No outro lado da moeda do varejo, as operações “puras” de ecommerce enfrentam desafios em todo mundo. Um exemplo? A pioneira Amazon: a empresa teria tido perdas operacionais de US$1,8 bilhões no último trimestre de 2021 [bit.ly/3uYcHQJ] se não fossem os resultados de sua divisão de infraestrutura e software como serviços, AWS. No ano de 2021, AWS deu US$18,5 bilhões de lucro operacional, enquanto o resto do negócio ficou em US$6,3 bilhões [bit.ly/3hrpckY]. Mas AWS é só 14% do faturamento, e dá 74% do lucro [bit.ly/3Wo9fur]. E nem tudo que é digital, no “varejista”, é um sucesso: Alexa perdeu US$10 bilhões só este ano [bit.ly/3WqBJUA].

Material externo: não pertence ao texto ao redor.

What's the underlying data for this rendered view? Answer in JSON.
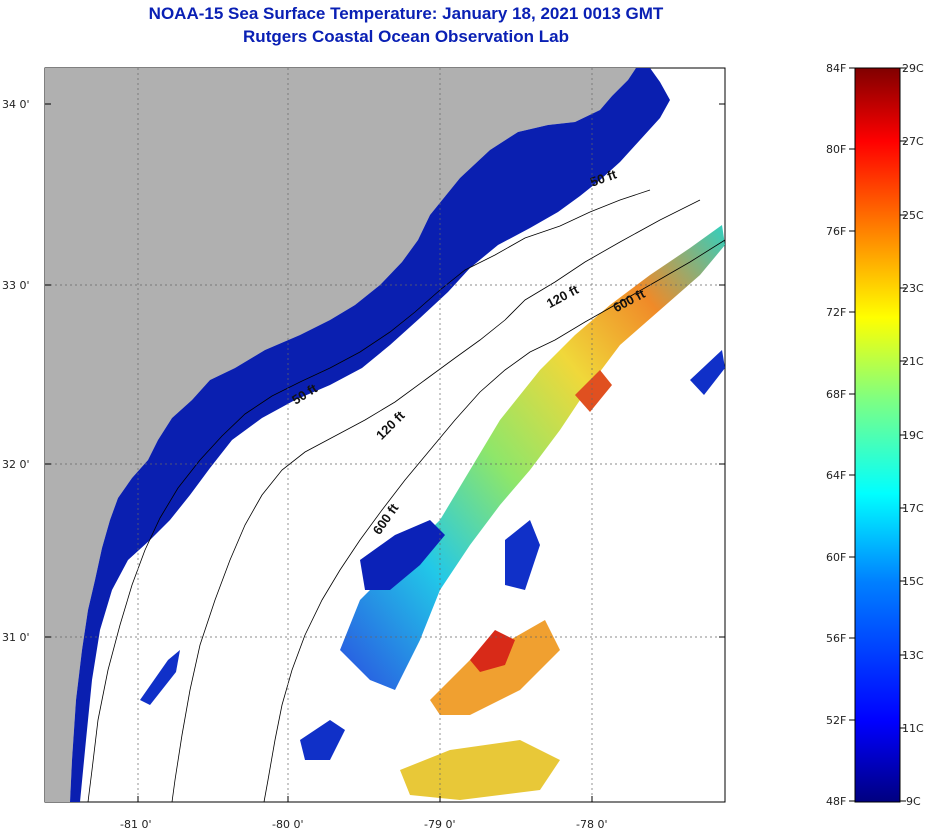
{
  "header": {
    "title": "NOAA-15 Sea Surface Temperature:  January 18, 2021 0013 GMT",
    "subtitle": "Rutgers Coastal Ocean Observation Lab"
  },
  "map": {
    "lat_ticks": [
      "34 0'",
      "33 0'",
      "32 0'",
      "31 0'"
    ],
    "lon_ticks": [
      "-81 0'",
      "-80 0'",
      "-79 0'",
      "-78 0'"
    ],
    "contour_labels": [
      "50 ft",
      "120 ft",
      "600 ft",
      "50 ft",
      "120 ft",
      "600 ft"
    ],
    "colors": {
      "land": "#b0b0b0",
      "cold_water": "#0a1fb0",
      "no_data": "#ffffff"
    }
  },
  "colorbar": {
    "f_labels": [
      "84F",
      "80F",
      "76F",
      "72F",
      "68F",
      "64F",
      "60F",
      "56F",
      "52F",
      "48F"
    ],
    "c_labels": [
      "29C",
      "27C",
      "25C",
      "23C",
      "21C",
      "19C",
      "17C",
      "15C",
      "13C",
      "11C",
      "9C"
    ],
    "colors": [
      "#000080",
      "#0000ff",
      "#0080ff",
      "#00ffff",
      "#80ff80",
      "#ffff00",
      "#ff8000",
      "#ff0000",
      "#800000"
    ]
  }
}
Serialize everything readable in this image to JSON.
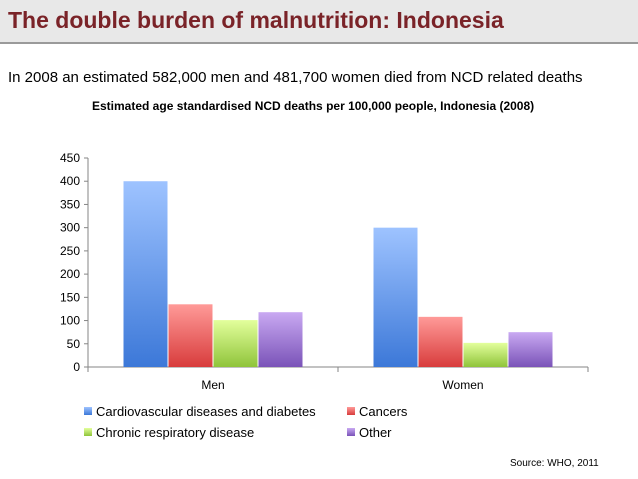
{
  "slide": {
    "title": "The double burden of malnutrition: Indonesia",
    "subtitle": "In 2008 an estimated 582,000 men and 481,700 women died from NCD related deaths",
    "source": "Source: WHO, 2011"
  },
  "colors": {
    "title": "#7a2328",
    "title_bar": "#e8e8e8"
  },
  "chart_data": {
    "type": "bar",
    "title": "Estimated age standardised NCD deaths per 100,000 people, Indonesia (2008)",
    "categories": [
      "Men",
      "Women"
    ],
    "series": [
      {
        "name": "Cardiovascular diseases and diabetes",
        "values": [
          400,
          300
        ],
        "color_light": "#9ec3ff",
        "color_dark": "#3c78d8"
      },
      {
        "name": "Cancers",
        "values": [
          135,
          108
        ],
        "color_light": "#ff9a98",
        "color_dark": "#d83c3c"
      },
      {
        "name": "Chronic respiratory disease",
        "values": [
          101,
          52
        ],
        "color_light": "#e3ff9c",
        "color_dark": "#8fc43a"
      },
      {
        "name": "Other",
        "values": [
          118,
          75
        ],
        "color_light": "#c9a9f2",
        "color_dark": "#7a53b8"
      }
    ],
    "ylim": [
      0,
      450
    ],
    "yticks": [
      0,
      50,
      100,
      150,
      200,
      250,
      300,
      350,
      400,
      450
    ],
    "xlabel": "",
    "ylabel": "",
    "grid": false,
    "legend": "bottom"
  }
}
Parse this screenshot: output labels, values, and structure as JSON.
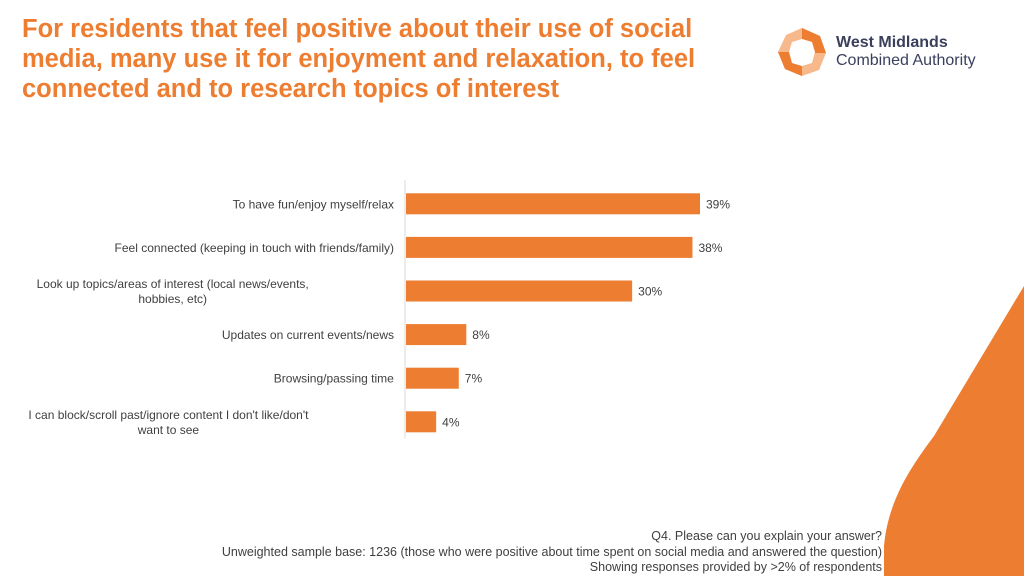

Para terminar, tenho pensado há algum tempo sobre a existência de uma “Lei Universal” para mercados de varejo digital aberto [onde qualquer um pode entrar, inclusive operando de fora da geografia], largo [onde todos os varejistas considerados vendem “de tudo”], de grande escala [os varejistas considerados vendem muito, estão na “cabeça do mercado”] e venda direta [quando os agentes de mercado vendem produtos de seus estoques]: [0] …barrando a formação de cartéis de manipulação de cadeias de valor [e, claro, preços], e na presença de [1] comparabilidade algorítmica de preços [2] de e por quase todos os agentes de varejo, [3] associado a uma compreensão quase universal e [4] uso de tecnologia digital, social, de SFO [S para “search”, buscar; F para “find”, encontrar e O para “obtain”, obter] por consumidores em mercados onde [5] o gatilho de Proctor foi acionado [quando um mercado atinge 20% de varejo digital, uma avalanche transforma quase todo o mercado em digital, ou figital; ainda pode haver vendas em pontos físicos, mas o SFO efetivo é digital]… [6] depois de um certo tempo [quanto?…] será sempre o caso que [7] as margens de todos os varejistas no mercado considerado convergirão para próximo de zero.
Se a “Lei” for verdade ela diz, em suma, que nem a vida de quem faz “só” ecommerce tá resolvida porque, em última análise, suas operações online, especialmente o que se convencionou chamar de 1P [venda do próprio estoque] podem não ser sustentáveis. É isso.